In West Harlem’s 10031 ZIP code, 3 percent of coronavirus tests came back positive in the 7-day period ending Monday, according to the latest city testing data released Thursday. If the entire city reached that positivity rate, the public school system would shut down.
Positivity rates in three Harlem ZIP codes ranked among the 10 highest in Manhattan that week, and all but two of the neighborhood’s ZIP codes had rates above the borough’s average.
City Councilmember Mark Levine, who represents West Harlem and chairs the council’s health committee, said Thursday that the second wave isn’t just imminent — it has already arrived.
Multiple factors are likely causing the resurgence, from infections in the workplace to out-of-state travel, Levine said. In Upper Manhattan, the biggest cause may be crowded apartments, where COVID-19 spreads easily between residents.
“It’s just very, very hard if you’re living in a crowded Manhattan apartment — which almost everybody is Uptown — to protect one family member from another,” Levine told Patch.

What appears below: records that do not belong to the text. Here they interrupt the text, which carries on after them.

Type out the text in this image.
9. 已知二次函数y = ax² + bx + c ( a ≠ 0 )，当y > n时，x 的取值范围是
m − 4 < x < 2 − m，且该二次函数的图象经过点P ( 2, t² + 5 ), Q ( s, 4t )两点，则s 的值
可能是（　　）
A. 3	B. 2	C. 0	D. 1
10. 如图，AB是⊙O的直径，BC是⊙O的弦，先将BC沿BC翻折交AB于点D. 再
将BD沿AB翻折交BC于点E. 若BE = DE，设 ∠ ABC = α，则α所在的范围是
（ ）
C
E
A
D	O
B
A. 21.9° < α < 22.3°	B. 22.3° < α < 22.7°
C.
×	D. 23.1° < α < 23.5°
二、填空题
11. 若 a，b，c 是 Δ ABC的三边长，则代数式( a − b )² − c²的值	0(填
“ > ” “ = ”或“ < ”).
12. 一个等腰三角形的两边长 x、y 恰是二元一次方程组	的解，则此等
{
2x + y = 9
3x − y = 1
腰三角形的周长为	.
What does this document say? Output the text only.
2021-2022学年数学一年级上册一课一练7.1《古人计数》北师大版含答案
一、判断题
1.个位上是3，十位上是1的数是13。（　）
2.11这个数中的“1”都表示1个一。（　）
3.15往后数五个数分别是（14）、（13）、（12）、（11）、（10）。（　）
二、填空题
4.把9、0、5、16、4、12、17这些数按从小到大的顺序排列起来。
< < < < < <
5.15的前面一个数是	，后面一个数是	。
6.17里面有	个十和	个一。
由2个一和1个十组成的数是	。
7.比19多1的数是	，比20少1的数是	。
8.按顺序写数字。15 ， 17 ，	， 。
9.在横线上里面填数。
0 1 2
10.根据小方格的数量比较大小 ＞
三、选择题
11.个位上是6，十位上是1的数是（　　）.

Here is the COVID-19 testing data in Harlem’s ZIP codes between Nov. 3 and Nov. 9:
- 10026 – Central Harlem (South): 1,215 people tested, 18 positive cases, 1.48 percent positivity
- 10027 – Central Harlem (South)/Morningside Heights/West Harlem: 2,623 people tested, 32 positive cases, 1.22 percent positivity
- 10029 – East Harlem: 1,706 people tested, 38 positive cases, 2.23 percent positivity
- 10030 – Central Harlem (North): 779 people tested, 19 positive cases, 2.44 percent positivity
- 10031 – Hamilton Heights/West Harlem: 1,401 people tested, 42 positive cases, 3 percent positivity
- 10035 – East Harlem: 869 people tested, 13 positive cases, 1.5 percent positivity
- 10037 – Central Harlem (North)/East Harlem: 505 people tested, 9 positive cases, 1.78 percent positivity
- 10039 – Central Harlem (North)/Washington Heights (South): 531 people tested, 14 positive cases, 2.64 percent positivity
By comparison, during the week that ended Oct. 3, positivity rates in all eight Harlem ZIP codes stood below 1.7 percent.
Rates are even higher in neighboring Washington Heights and Inwood, where positivity rates rose well above 4 percent in one ZIP code. The city’s overall 7-day positivity rate stood at 2.6 percent Thursday.
Levine suggested that Upper Manhattan residents could benefit from the city’s COVID-19 Hotel program, which provides a free hotel room — including food and other services — to anyone with the virus who wants to avoid infecting others in their household.
While the recent spike in cases hasn’t spared any borough, the most significant spikes have been outside Manhattan, like in Staten Island, where the state announced new restrictions this week as positivity rates rose above 4 percent in much of the borough.